На урну вновь уселась здоровенная ворона, запрыгала по краю, наклонив голову с глазами-бусинками. В этот раз госпожа Китадзава не обратила на нее внимания, по-прежнему глядя куда-то вниз. Я было попробовал вспугнуть ворону, но та лишь спрыгнула с урны и плюхнулась рядом с моими ногами, каркнула и запрыгала по земле, взбивая пыль.
— На Накодо или его отца я зла не держу, — сказала госпожа Китадзава. — Ничего они сделать не могли. Хотя мы с мужем после похорон с ними больше не виделись.
Просто было слишком трудно. Мне жаль, что господин Накодо умер. И мне жаль эту девушку, кто бы она ни была. Но больше это нас не касается.
— Понимаю, — сказал я. — Но после смерти Накодо осталась куча вопросов. Похоже, его могли убить.
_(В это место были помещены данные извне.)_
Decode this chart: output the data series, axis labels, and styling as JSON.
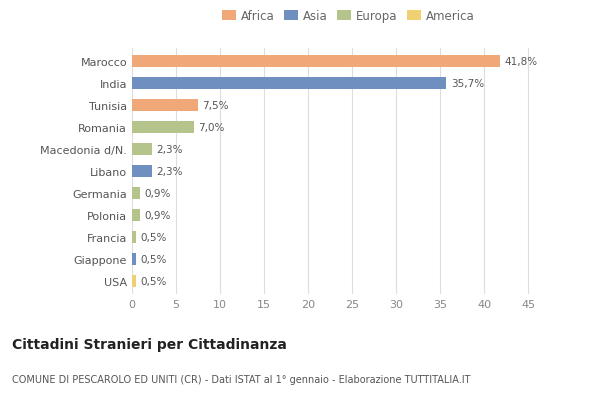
{
  "categories": [
    "Marocco",
    "India",
    "Tunisia",
    "Romania",
    "Macedonia d/N.",
    "Libano",
    "Germania",
    "Polonia",
    "Francia",
    "Giappone",
    "USA"
  ],
  "values": [
    41.8,
    35.7,
    7.5,
    7.0,
    2.3,
    2.3,
    0.9,
    0.9,
    0.5,
    0.5,
    0.5
  ],
  "labels": [
    "41,8%",
    "35,7%",
    "7,5%",
    "7,0%",
    "2,3%",
    "2,3%",
    "0,9%",
    "0,9%",
    "0,5%",
    "0,5%",
    "0,5%"
  ],
  "colors": [
    "#F0A878",
    "#6E8FC0",
    "#F0A878",
    "#B5C48A",
    "#B5C48A",
    "#6E8FC0",
    "#B5C48A",
    "#B5C48A",
    "#B5C48A",
    "#6E8FC0",
    "#F0D070"
  ],
  "legend_labels": [
    "Africa",
    "Asia",
    "Europa",
    "America"
  ],
  "legend_colors": [
    "#F0A878",
    "#6E8FC0",
    "#B5C48A",
    "#F0D070"
  ],
  "xlim": [
    0,
    47
  ],
  "xticks": [
    0,
    5,
    10,
    15,
    20,
    25,
    30,
    35,
    40,
    45
  ],
  "title": "Cittadini Stranieri per Cittadinanza",
  "subtitle": "COMUNE DI PESCAROLO ED UNITI (CR) - Dati ISTAT al 1° gennaio - Elaborazione TUTTITALIA.IT",
  "background_color": "#ffffff",
  "grid_color": "#dddddd",
  "bar_height": 0.55
}
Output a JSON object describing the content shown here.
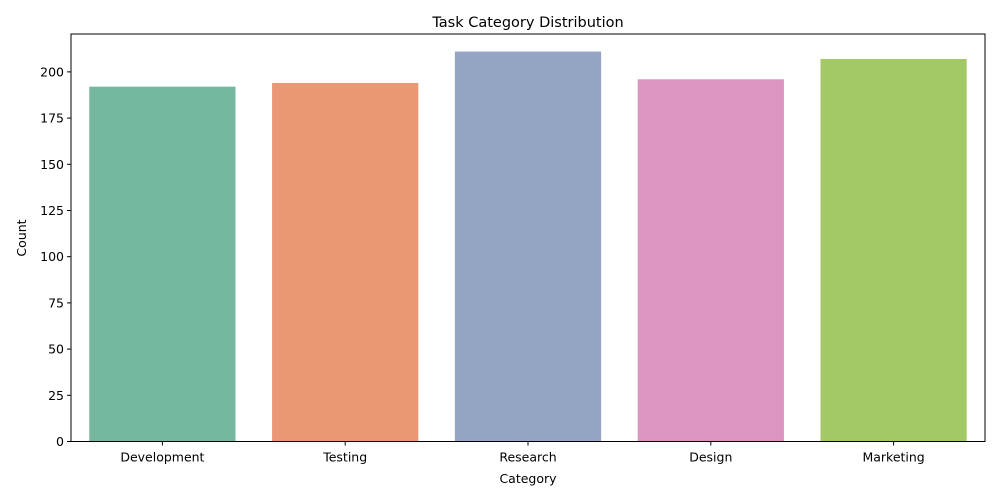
{
  "chart_data": {
    "type": "bar",
    "title": "Task Category Distribution",
    "xlabel": "Category",
    "ylabel": "Count",
    "categories": [
      "Development",
      "Testing",
      "Research",
      "Design",
      "Marketing"
    ],
    "values": [
      192,
      194,
      211,
      196,
      207
    ],
    "colors": [
      "#76b7a0",
      "#e99775",
      "#94a4c3",
      "#dc95c0",
      "#a3c967"
    ],
    "ylim": [
      0,
      220.5
    ],
    "yticks": [
      0,
      25,
      50,
      75,
      100,
      125,
      150,
      175,
      200
    ],
    "grid": false,
    "legend": "none"
  }
}
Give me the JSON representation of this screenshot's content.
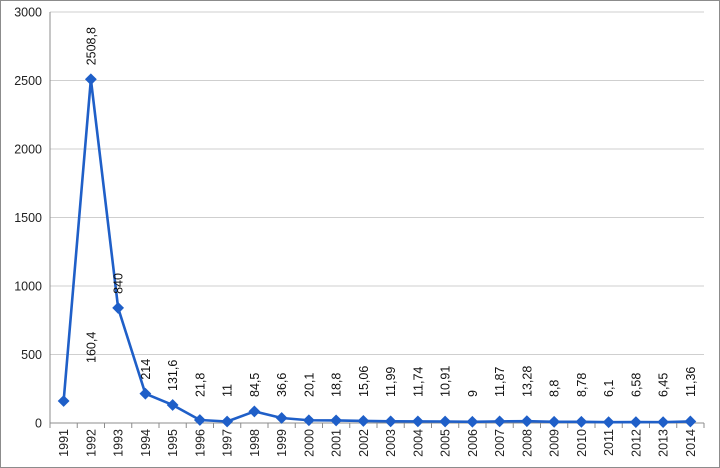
{
  "chart_data": {
    "type": "line",
    "title": "",
    "xlabel": "",
    "ylabel": "",
    "ylim": [
      0,
      3000
    ],
    "yticks": [
      0,
      500,
      1000,
      1500,
      2000,
      2500,
      3000
    ],
    "grid": true,
    "legend": "none",
    "categories": [
      "1991",
      "1992",
      "1993",
      "1994",
      "1995",
      "1996",
      "1997",
      "1998",
      "1999",
      "2000",
      "2001",
      "2002",
      "2003",
      "2004",
      "2005",
      "2006",
      "2007",
      "2008",
      "2009",
      "2010",
      "2011",
      "2012",
      "2013",
      "2014"
    ],
    "series": [
      {
        "color": "#1f5fc8",
        "values": [
          160.4,
          2508.8,
          840,
          214,
          131.6,
          21.8,
          11,
          84.5,
          36.6,
          20.1,
          18.8,
          15.06,
          11.99,
          11.74,
          10.91,
          9,
          11.87,
          13.28,
          8.8,
          8.78,
          6.1,
          6.58,
          6.45,
          11.36
        ],
        "labels": [
          "160,4",
          "2508,8",
          "840",
          "214",
          "131,6",
          "21,8",
          "11",
          "84,5",
          "36,6",
          "20,1",
          "18,8",
          "15,06",
          "11,99",
          "11,74",
          "10,91",
          "9",
          "11,87",
          "13,28",
          "8,8",
          "8,78",
          "6,1",
          "6,58",
          "6,45",
          "11,36"
        ]
      }
    ]
  }
}
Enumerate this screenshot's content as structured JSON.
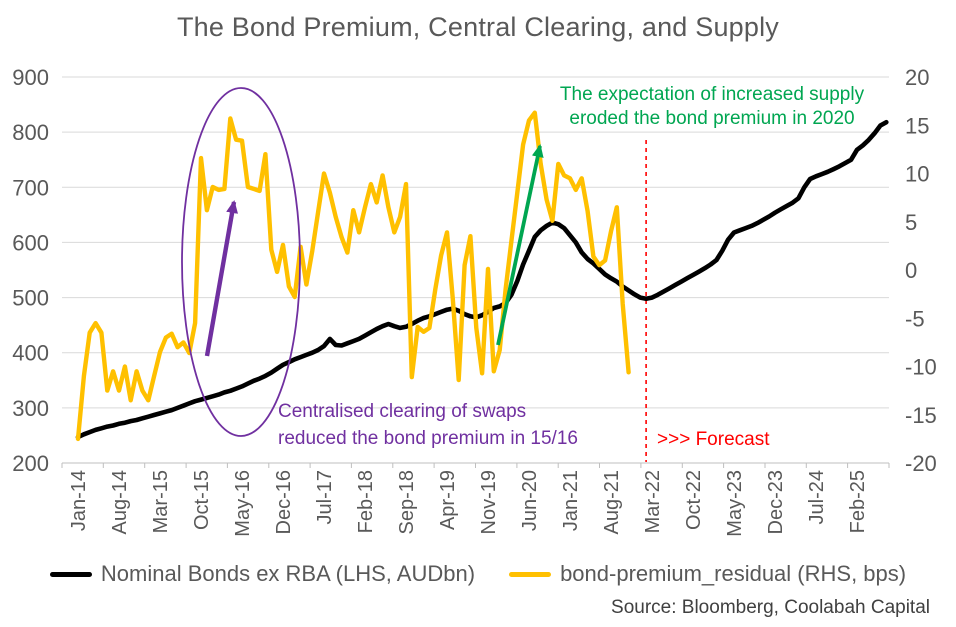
{
  "title": "The Bond Premium, Central Clearing, and Supply",
  "source": "Source: Bloomberg, Coolabah Capital",
  "annotations": {
    "green": {
      "line1": "The expectation of increased supply",
      "line2": "eroded the bond premium in 2020",
      "color": "#00A651"
    },
    "purple": {
      "line1": "Centralised clearing of swaps",
      "line2": "reduced the bond premium in 15/16",
      "color": "#7030A0"
    },
    "forecast": {
      "label": ">>> Forecast",
      "color": "#FF0000"
    }
  },
  "legend": [
    {
      "label": "Nominal Bonds ex RBA (LHS, AUDbn)",
      "color": "#000000"
    },
    {
      "label": "bond-premium_residual (RHS, bps)",
      "color": "#FFC000"
    }
  ],
  "chart_data": {
    "type": "line",
    "title": "The Bond Premium, Central Clearing, and Supply",
    "x_start_month": "Jan-14",
    "x_tick_labels": [
      "Jan-14",
      "Aug-14",
      "Mar-15",
      "Oct-15",
      "May-16",
      "Dec-16",
      "Jul-17",
      "Feb-18",
      "Sep-18",
      "Apr-19",
      "Nov-19",
      "Jun-20",
      "Jan-21",
      "Aug-21",
      "Mar-22",
      "Oct-22",
      "May-23",
      "Dec-23",
      "Jul-24",
      "Feb-25"
    ],
    "x_tick_interval_months": 7,
    "left_axis": {
      "label": "AUDbn",
      "range": [
        200,
        900
      ],
      "ticks": [
        900,
        800,
        700,
        600,
        500,
        400,
        300,
        200
      ]
    },
    "right_axis": {
      "label": "bps",
      "range": [
        -20,
        20
      ],
      "ticks": [
        20,
        15,
        10,
        5,
        0,
        -5,
        -10,
        -15,
        -20
      ]
    },
    "grid": true,
    "legend_position": "bottom",
    "forecast_divider_month_index": 97,
    "forecast_divider_label": ">>> Forecast",
    "series": [
      {
        "name": "Nominal Bonds ex RBA (LHS, AUDbn)",
        "axis": "left",
        "color": "#000000",
        "dom": "nominal-bonds-line",
        "start_month": "Jan-14",
        "end_month": "Jul-25",
        "values": [
          247,
          252,
          256,
          260,
          263,
          266,
          268,
          271,
          273,
          276,
          278,
          281,
          284,
          287,
          290,
          293,
          296,
          300,
          304,
          308,
          312,
          315,
          318,
          321,
          324,
          328,
          331,
          335,
          339,
          344,
          349,
          353,
          358,
          364,
          371,
          378,
          383,
          388,
          392,
          396,
          400,
          405,
          412,
          425,
          414,
          413,
          417,
          421,
          425,
          431,
          437,
          443,
          448,
          452,
          448,
          445,
          447,
          452,
          458,
          463,
          466,
          470,
          474,
          478,
          480,
          476,
          470,
          466,
          464,
          468,
          474,
          481,
          484,
          490,
          505,
          530,
          560,
          585,
          610,
          622,
          630,
          636,
          633,
          626,
          613,
          600,
          582,
          570,
          562,
          552,
          542,
          535,
          529,
          520,
          513,
          506,
          500,
          498,
          500,
          505,
          511,
          517,
          523,
          529,
          535,
          541,
          547,
          553,
          560,
          568,
          585,
          605,
          618,
          622,
          626,
          630,
          635,
          641,
          647,
          654,
          660,
          666,
          672,
          680,
          700,
          715,
          720,
          724,
          728,
          733,
          738,
          744,
          750,
          768,
          776,
          786,
          798,
          812,
          818
        ]
      },
      {
        "name": "bond-premium_residual (RHS, bps)",
        "axis": "right",
        "color": "#FFC000",
        "dom": "bond-premium-line",
        "start_month": "Jan-14",
        "end_month": "Nov-21",
        "values": [
          -17.5,
          -11,
          -6.5,
          -5.5,
          -6.5,
          -12.5,
          -10.5,
          -12.5,
          -10,
          -13.5,
          -10.5,
          -12.5,
          -13.5,
          -11,
          -8.5,
          -7,
          -6.6,
          -8,
          -7.5,
          -8.6,
          -5.5,
          11.6,
          6.2,
          8.6,
          8.3,
          8.4,
          15.7,
          13.5,
          13.4,
          8.6,
          8.4,
          8.2,
          12,
          2.1,
          -0.2,
          2.6,
          -1.7,
          -2.8,
          2.4,
          -1.5,
          2,
          6,
          10,
          8,
          5.5,
          3.4,
          1.8,
          6.2,
          3.9,
          6.5,
          8.9,
          7,
          9.8,
          6.5,
          3.9,
          5.5,
          8.9,
          -11.1,
          -5.9,
          -6.4,
          -6,
          -2,
          1.5,
          3.9,
          -3,
          -11.4,
          0.5,
          3.5,
          -6,
          -10.7,
          0.1,
          -10.5,
          -8.3,
          -2,
          3,
          8,
          13,
          15.5,
          16.3,
          11,
          7.3,
          5.1,
          11,
          9.8,
          9.5,
          8.3,
          9.5,
          6.1,
          1.4,
          0.5,
          1,
          4,
          6.5,
          -3.5,
          -10.6
        ]
      }
    ]
  }
}
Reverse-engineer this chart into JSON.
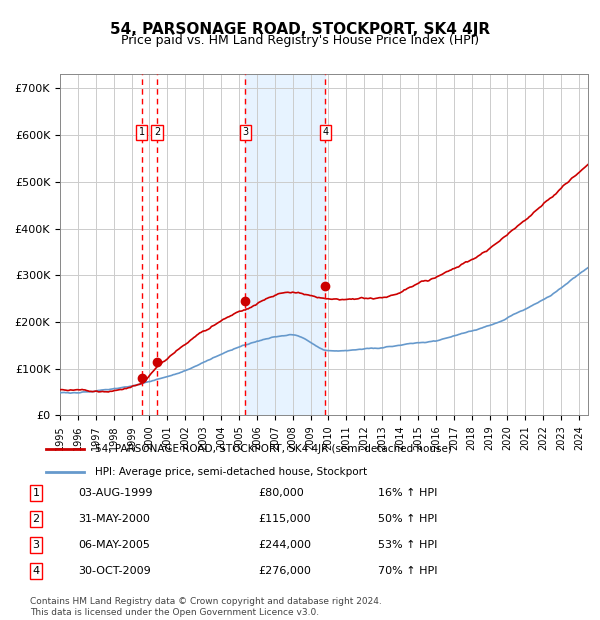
{
  "title": "54, PARSONAGE ROAD, STOCKPORT, SK4 4JR",
  "subtitle": "Price paid vs. HM Land Registry's House Price Index (HPI)",
  "legend_line1": "54, PARSONAGE ROAD, STOCKPORT, SK4 4JR (semi-detached house)",
  "legend_line2": "HPI: Average price, semi-detached house, Stockport",
  "footer": "Contains HM Land Registry data © Crown copyright and database right 2024.\nThis data is licensed under the Open Government Licence v3.0.",
  "property_color": "#cc0000",
  "hpi_color": "#6699cc",
  "shade_color": "#ddeeff",
  "transactions": [
    {
      "num": 1,
      "date_label": "03-AUG-1999",
      "price_label": "£80,000",
      "pct_label": "16% ↑ HPI",
      "year_x": 1999.58,
      "price": 80000
    },
    {
      "num": 2,
      "date_label": "31-MAY-2000",
      "price_label": "£115,000",
      "pct_label": "50% ↑ HPI",
      "year_x": 2000.42,
      "price": 115000
    },
    {
      "num": 3,
      "date_label": "06-MAY-2005",
      "price_label": "£244,000",
      "pct_label": "53% ↑ HPI",
      "year_x": 2005.35,
      "price": 244000
    },
    {
      "num": 4,
      "date_label": "30-OCT-2009",
      "price_label": "£276,000",
      "pct_label": "70% ↑ HPI",
      "year_x": 2009.83,
      "price": 276000
    }
  ],
  "ylim": [
    0,
    730000
  ],
  "xlim_start": 1995.0,
  "xlim_end": 2024.5,
  "yticks": [
    0,
    100000,
    200000,
    300000,
    400000,
    500000,
    600000,
    700000
  ],
  "ytick_labels": [
    "£0",
    "£100K",
    "£200K",
    "£300K",
    "£400K",
    "£500K",
    "£600K",
    "£700K"
  ]
}
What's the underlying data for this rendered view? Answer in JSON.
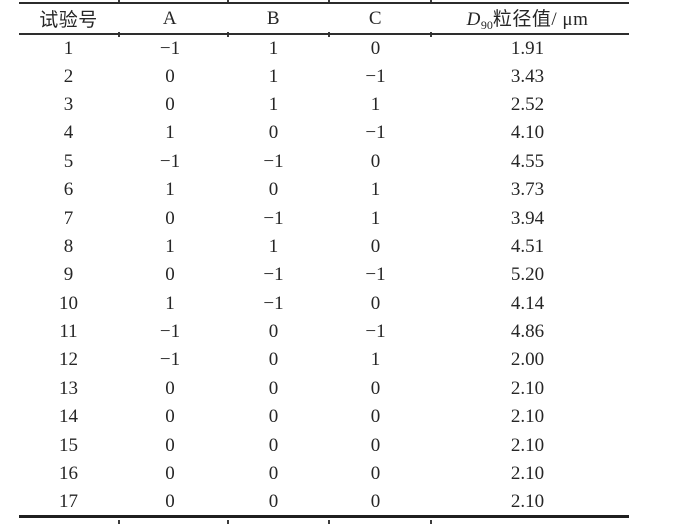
{
  "page": {
    "background": "#ffffff",
    "text_color": "#262626",
    "rule_color": "#2b2b2b"
  },
  "table": {
    "type": "table",
    "column_keys": [
      "run",
      "a",
      "b",
      "c",
      "d90"
    ],
    "header": {
      "run": "试验号",
      "a": "A",
      "b": "B",
      "c": "C",
      "d_symbol": "D",
      "d_subscript": "90",
      "d_rest": "粒径值/ μm"
    },
    "rows": [
      [
        "1",
        "−1",
        "1",
        "0",
        "1.91"
      ],
      [
        "2",
        "0",
        "1",
        "−1",
        "3.43"
      ],
      [
        "3",
        "0",
        "1",
        "1",
        "2.52"
      ],
      [
        "4",
        "1",
        "0",
        "−1",
        "4.10"
      ],
      [
        "5",
        "−1",
        "−1",
        "0",
        "4.55"
      ],
      [
        "6",
        "1",
        "0",
        "1",
        "3.73"
      ],
      [
        "7",
        "0",
        "−1",
        "1",
        "3.94"
      ],
      [
        "8",
        "1",
        "1",
        "0",
        "4.51"
      ],
      [
        "9",
        "0",
        "−1",
        "−1",
        "5.20"
      ],
      [
        "10",
        "1",
        "−1",
        "0",
        "4.14"
      ],
      [
        "11",
        "−1",
        "0",
        "−1",
        "4.86"
      ],
      [
        "12",
        "−1",
        "0",
        "1",
        "2.00"
      ],
      [
        "13",
        "0",
        "0",
        "0",
        "2.10"
      ],
      [
        "14",
        "0",
        "0",
        "0",
        "2.10"
      ],
      [
        "15",
        "0",
        "0",
        "0",
        "2.10"
      ],
      [
        "16",
        "0",
        "0",
        "0",
        "2.10"
      ],
      [
        "17",
        "0",
        "0",
        "0",
        "2.10"
      ]
    ]
  }
}
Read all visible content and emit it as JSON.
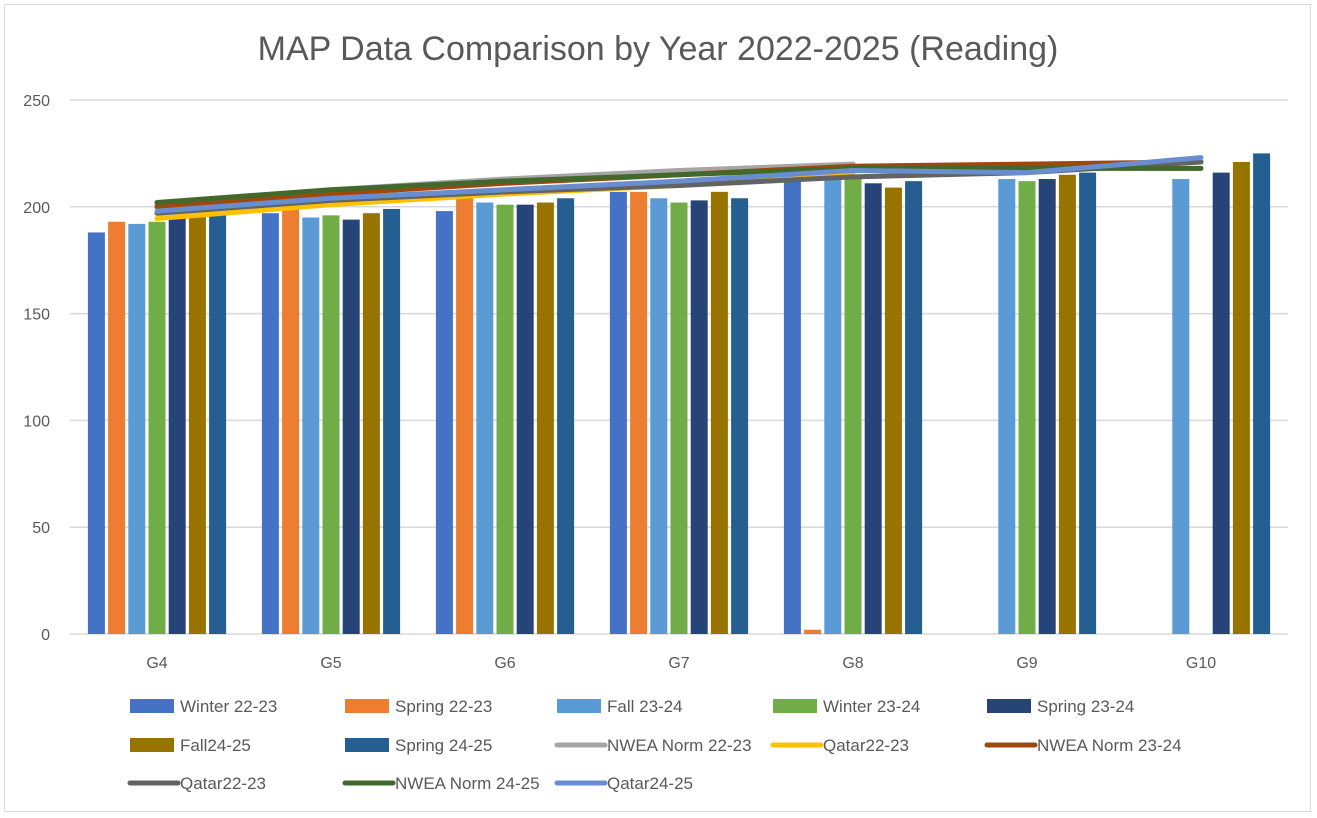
{
  "chart_data": {
    "type": "bar",
    "title": "MAP Data Comparison by Year 2022-2025 (Reading)",
    "xlabel": "",
    "ylabel": "",
    "ylim": [
      0,
      250
    ],
    "yticks": [
      0,
      50,
      100,
      150,
      200,
      250
    ],
    "grid": true,
    "legend_position": "bottom",
    "categories": [
      "G4",
      "G5",
      "G6",
      "G7",
      "G8",
      "G9",
      "G10"
    ],
    "bar_series": [
      {
        "name": "Winter 22-23",
        "color": "#4472C4",
        "values": [
          188,
          197,
          198,
          207,
          214,
          null,
          null
        ]
      },
      {
        "name": "Spring 22-23",
        "color": "#ED7D31",
        "values": [
          193,
          200,
          204,
          207,
          2,
          null,
          null
        ]
      },
      {
        "name": "Fall 23-24",
        "color": "#5B9BD5",
        "values": [
          192,
          195,
          202,
          204,
          213,
          213,
          213
        ]
      },
      {
        "name": "Winter 23-24",
        "color": "#70AD47",
        "values": [
          193,
          196,
          201,
          202,
          214,
          212,
          null
        ]
      },
      {
        "name": "Spring 23-24",
        "color": "#264478",
        "values": [
          195,
          194,
          201,
          203,
          211,
          213,
          216
        ]
      },
      {
        "name": "Fall24-25",
        "color": "#997300",
        "values": [
          196,
          197,
          202,
          207,
          209,
          215,
          221
        ]
      },
      {
        "name": "Spring 24-25",
        "color": "#255E91",
        "values": [
          197,
          199,
          204,
          204,
          212,
          216,
          225
        ]
      }
    ],
    "line_series": [
      {
        "name": "NWEA Norm 22-23",
        "color": "#A5A5A5",
        "values": [
          201,
          208,
          213,
          217,
          220,
          null,
          null
        ]
      },
      {
        "name": "Qatar22-23",
        "color": "#FFC000",
        "values": [
          194.5,
          201,
          206,
          210,
          215,
          null,
          null
        ]
      },
      {
        "name": "NWEA Norm 23-24",
        "color": "#9E480E",
        "values": [
          200,
          206,
          211,
          215,
          219,
          220,
          221
        ]
      },
      {
        "name": "Qatar22-23",
        "color": "#636363",
        "values": [
          197,
          203,
          207,
          210,
          214,
          216,
          221
        ]
      },
      {
        "name": "NWEA Norm 24-25",
        "color": "#43682B",
        "values": [
          202,
          208,
          212,
          215,
          218,
          218,
          218
        ]
      },
      {
        "name": "Qatar24-25",
        "color": "#698ED0",
        "values": [
          198,
          204,
          208,
          212,
          217,
          216,
          223
        ]
      }
    ]
  }
}
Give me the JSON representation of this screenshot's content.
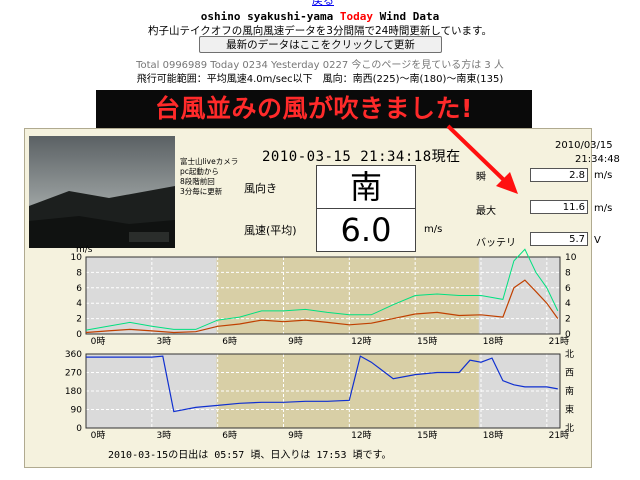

— Эти вопросы к другим, — возразила она. — Я в своей жизни с вопросами покончила. Мы с мужем нашли друг в друге силу, чтобы жить дальше, чтобы вынести невыносимое. А теперь я состарилась, и муж тоже, и нас этот мир ничему больше не научит. Мы хотим провести остаток жизни в мире и покое. Пожалуйста, уважайте наше желание. Не приходите к нам больше.
— Конечно, — сказал я. — Но должен вас предупредить. Как только пресса разнюхает про убийство Накодо, а это может случится в любую минуту, они начнут искать зацепки. Может, вы с мужем захотите уехать из города, пока все не рассосется.